A little over a year ago, my mother surprised me with the complete set of Harry Potter audiobooks using some extra credits from our family Audible subscription. While I've seen the movie adaptations several times each, I've actually only read the first books perhaps twice, and most of the series just once. So far I've finished listening to Sorcerer's Stone and Chamber of Secrets, and I've been struck by the changes made from book to film--and by some plot holes I didn't recognize when reading the books as a tween. Here are a few from Books 1 & 2 that really stood out to me:
Book 1: Hermione Granger and the Pointless Lie
The friendship of the famous trio--Harry, Ron, and Hermione--is cemented in Socerer's Stone when they tackle a rogue mountain troll together in a Hogwarts bathroom. This takes place on the night of the Halloween feast, but Hermione isn't in the Great Hall with the rest of the Hogwarts students--she's alone crying in a bathroom over a hurtful comment Ron made about her, as Harry and Ron hear from a classmate. Since Hermione is absent from the feast, she doesn't hear the announcement about the troll that's found loose in the school, so Harry and Ron go to warn her. Instead, they find the troll in the very bathroom where Hermione was hiding out, and the three manage to knock it unconscious just before Professor McGonagall and a couple of other teachers arrive on the scene.

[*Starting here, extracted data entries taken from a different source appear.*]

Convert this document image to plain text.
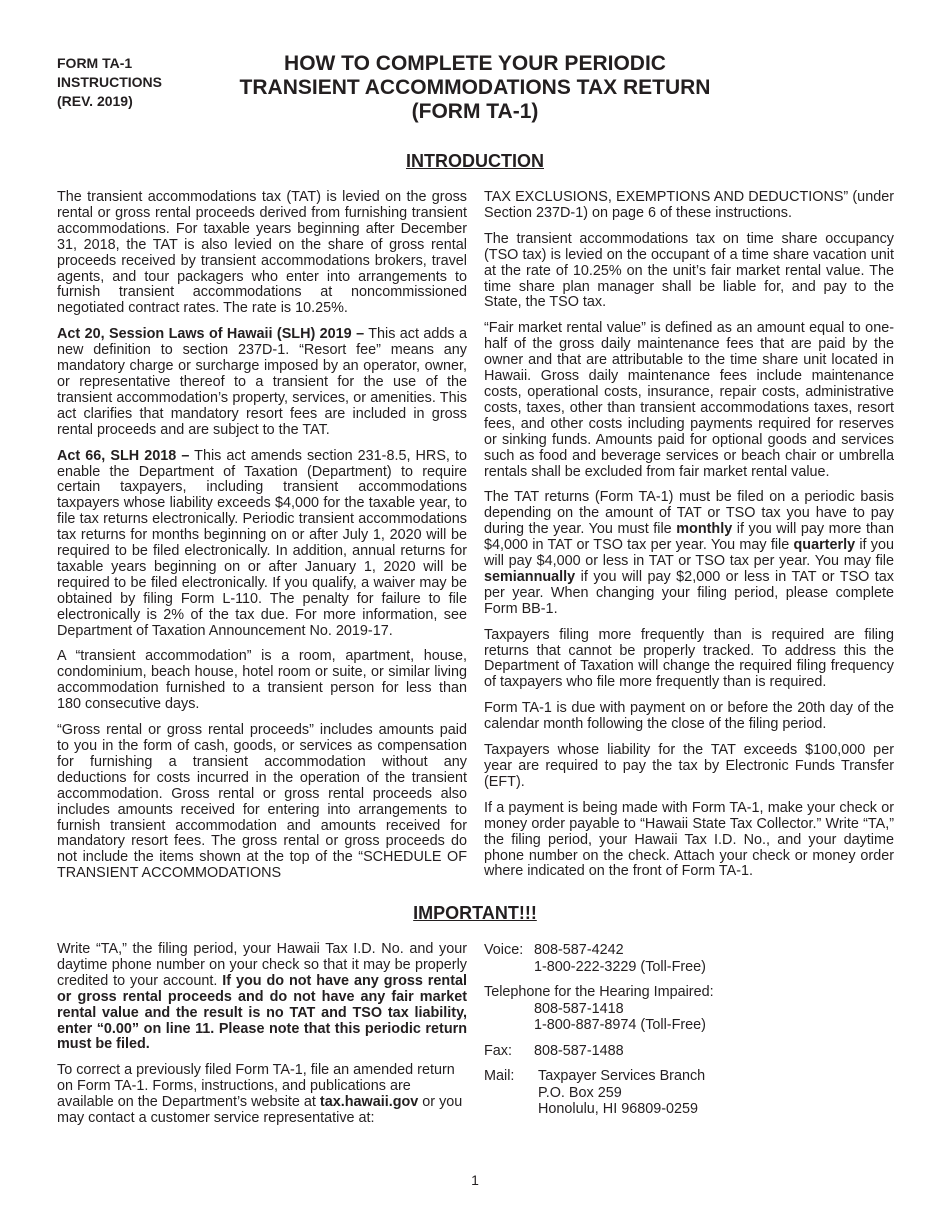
FORM TA-1
INSTRUCTIONS
(REV. 2019)
HOW TO COMPLETE YOUR PERIODIC
TRANSIENT ACCOMMODATIONS TAX RETURN
(FORM TA-1)
INTRODUCTION

The transient accommodations tax (TAT) is levied on the gross rental or gross rental proceeds derived from furnishing transient accommodations. For taxable years beginning after December 31, 2018, the TAT is also levied on the share of gross rental proceeds received by transient accommodations brokers, travel agents, and tour packagers who enter into arrangements to furnish transient accommodations at noncommissioned negotiated contract rates. The rate is 10.25%.

Act 20, Session Laws of Hawaii (SLH) 2019 – This act adds a new definition to section 237D-1. “Resort fee” means any mandatory charge or surcharge imposed by an operator, owner, or representative thereof to a transient for the use of the transient accommodation’s property, services, or amenities. This act clarifies that mandatory resort fees are included in gross rental proceeds and are subject to the TAT.

Act 66, SLH 2018 – This act amends section 231-8.5, HRS, to enable the Department of Taxation (Department) to require certain taxpayers, including transient accommodations taxpayers whose liability exceeds $4,000 for the taxable year, to file tax returns electronically. Periodic transient accommodations tax returns for months beginning on or after July 1, 2020 will be required to be filed electronically. In addition, annual returns for taxable years beginning on or after January 1, 2020 will be required to be filed electronically. If you qualify, a waiver may be obtained by filing Form L-110. The penalty for failure to file electronically is 2% of the tax due. For more information, see Department of Taxation Announcement No. 2019-17.

A “transient accommodation” is a room, apartment, house, condominium, beach house, hotel room or suite, or similar living accommodation furnished to a transient person for less than 180 consecutive days.

“Gross rental or gross rental proceeds” includes amounts paid to you in the form of cash, goods, or services as compensation for furnishing a transient accommodation without any deductions for costs incurred in the operation of the transient accommodation. Gross rental or gross rental proceeds also includes amounts received for entering into arrangements to furnish transient accommodation and amounts received for mandatory resort fees. The gross rental or gross proceeds do not include the items shown at the top of the “SCHEDULE OF TRANSIENT ACCOMMODATIONS

TAX EXCLUSIONS, EXEMPTIONS AND DEDUCTIONS” (under Section 237D-1) on page 6 of these instructions.

The transient accommodations tax on time share occupancy (TSO tax) is levied on the occupant of a time share vacation unit at the rate of 10.25% on the unit’s fair market rental value. The time share plan manager shall be liable for, and pay to the State, the TSO tax.

“Fair market rental value” is defined as an amount equal to one-half of the gross daily maintenance fees that are paid by the owner and that are attributable to the time share unit located in Hawaii. Gross daily maintenance fees include maintenance costs, operational costs, insurance, repair costs, administrative costs, taxes, other than transient accommodations taxes, resort fees, and other costs including payments required for reserves or sinking funds. Amounts paid for optional goods and services such as food and beverage services or beach chair or umbrella rentals shall be excluded from fair market rental value.

The TAT returns (Form TA-1) must be filed on a periodic basis depending on the amount of TAT or TSO tax you have to pay during the year. You must file monthly if you will pay more than $4,000 in TAT or TSO tax per year. You may file quarterly if you will pay $4,000 or less in TAT or TSO tax per year. You may file semiannually if you will pay $2,000 or less in TAT or TSO tax per year. When changing your filing period, please complete Form BB-1.

Taxpayers filing more frequently than is required are filing returns that cannot be properly tracked. To address this the Department of Taxation will change the required filing frequency of taxpayers who file more frequently than is required.

Form TA-1 is due with payment on or before the 20th day of the calendar month following the close of the filing period.

Taxpayers whose liability for the TAT exceeds $100,000 per year are required to pay the tax by Electronic Funds Transfer (EFT).

If a payment is being made with Form TA-1, make your check or money order payable to “Hawaii State Tax Collector.” Write “TA,” the filing period, your Hawaii Tax I.D. No., and your daytime phone number on the check. Attach your check or money order where indicated on the front of Form TA-1.

IMPORTANT!!!

Write “TA,” the filing period, your Hawaii Tax I.D. No. and your daytime phone number on your check so that it may be properly credited to your account. If you do not have any gross rental or gross rental proceeds and do not have any fair market rental value and the result is no TAT and TSO tax liability, enter “0.00” on line 11. Please note that this periodic return must be filed.

To correct a previously filed Form TA-1, file an amended return on Form TA-1. Forms, instructions, and publications are available on the Department’s website at tax.hawaii.gov or you may contact a customer service representative at:

Voice: 808-587-4242
1-800-222-3229 (Toll-Free)
Telephone for the Hearing Impaired:
808-587-1418
1-800-887-8974 (Toll-Free)
Fax:	808-587-1488
Mail:	Taxpayer Services Branch
P.O. Box 259
Honolulu, HI 96809-0259
1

Now, Harry and Ron could have told a teacher that Hermione was in the bathroom instead of going to alert her themselves, but they both have a tendency to act without thinking and have an inherent distrust of authority, so I can believe they'd take matters into their own hands. But what I cannot believe is that Hermione would tell Professor McGonagall that she had deliberately gone looking for the troll. This lie costs her house points, whereas telling the truth--that she had simply been in the bathroom--presumably would have brought no punishment. No one would have suspected that she was doing anything but using the facilities, so she would have no reason to fear her private issues becoming public. And while lying makes Hermione seem "cool" to Ron and Harry, I doubt that an eleven-year-old girl who had just been through a dangerous situation would be able to make such a calculated bid for popularity in a split-second decision, especially since her natural tendency is to be truthful and rule-abiding.
Book 1: The Hogwarts Teachers and the Perplexing Security Measures
In the first book, the legendary Philosopher's Stone is hidden away at Hogwarts to keep it safe from the dark wizard Voldemort. (It was renamed the "Sorcerer's Stone" in the American edition because Americans, apparently, are idiots.) Each of the Hogwarts professors contributes a layer of magical security, but here's the thing: not only are all of the security measures but the last set up to be potentially solvable by anyone who might come across them, all of them are solved by three eleven-year-old students in their first year of magical study. Why would you give a would-be thief this kind of help? For goodness sake, Snape's potion logic puzzle even comes with a cheat sheet of hints! Just put out all the potions and make the person choose wisely, Indiana Jones and the Last Crusade style.
Or, you know, just use Dumbledore's Mirror of Erised protection, which prevents anyone who wanted to use the stone from finding it. Seriously, why bother with the giant dog and live chess game and all that other nonsense when you have one perfect, elegant solution?
Book 2: Harry and Ron and the Inexplicable Change of Plan
In Chamber of Secrets, Hogwarts students are being petrified (frozen in a coma) and no one can figure out who or what is attacking them. No one, that is, except Harry and Ron, who obtain crucial information about the attacks from a library book page crumpled up in a petrified Hermione's hand. Since Dumbledore has been suspended through political meddling, Harry and Ron decide to take this information directly to acting-headmistress Professor McGonagall. They're waiting in the staff room for McGonagall to return from a class when they hear her in the corridor, telling the other professors that there's been another attack.
Overhearing McGonagall's announcement makes it all the more critical for Harry and Ron to tell her what they know. But--for no good reason whatsoever--they decide to hide in the closet and eavesdrop instead. Then they hear that Ron's sister Ginny is the latest victim, and that she's likely dead.
I can understand that Ron and Harry, once they make their entirely inexplicable change of plan, might be in shock after hearing about Ginny. So perhaps it might take a little time for them to resume action. But when Ron does rally enough to realize that if there's the slightest chance Ginny can be saved, they have to do something, does he bring his information to McGonagall? No. He and Harry go to Professor Gilderoy Lockhart, whom they overheard agreeing to look for Ginny.
Harry and Ron have known the entire year that Lockhart's an idiot, so they have no reason to believe that he'll actually be of any use in saving Ginny. Why they don't go to McGonagall with their information as originally planned is beyond me--just as why they didn't stick around in the staff room to tell McGonagall what they knew in the first place is beyond me.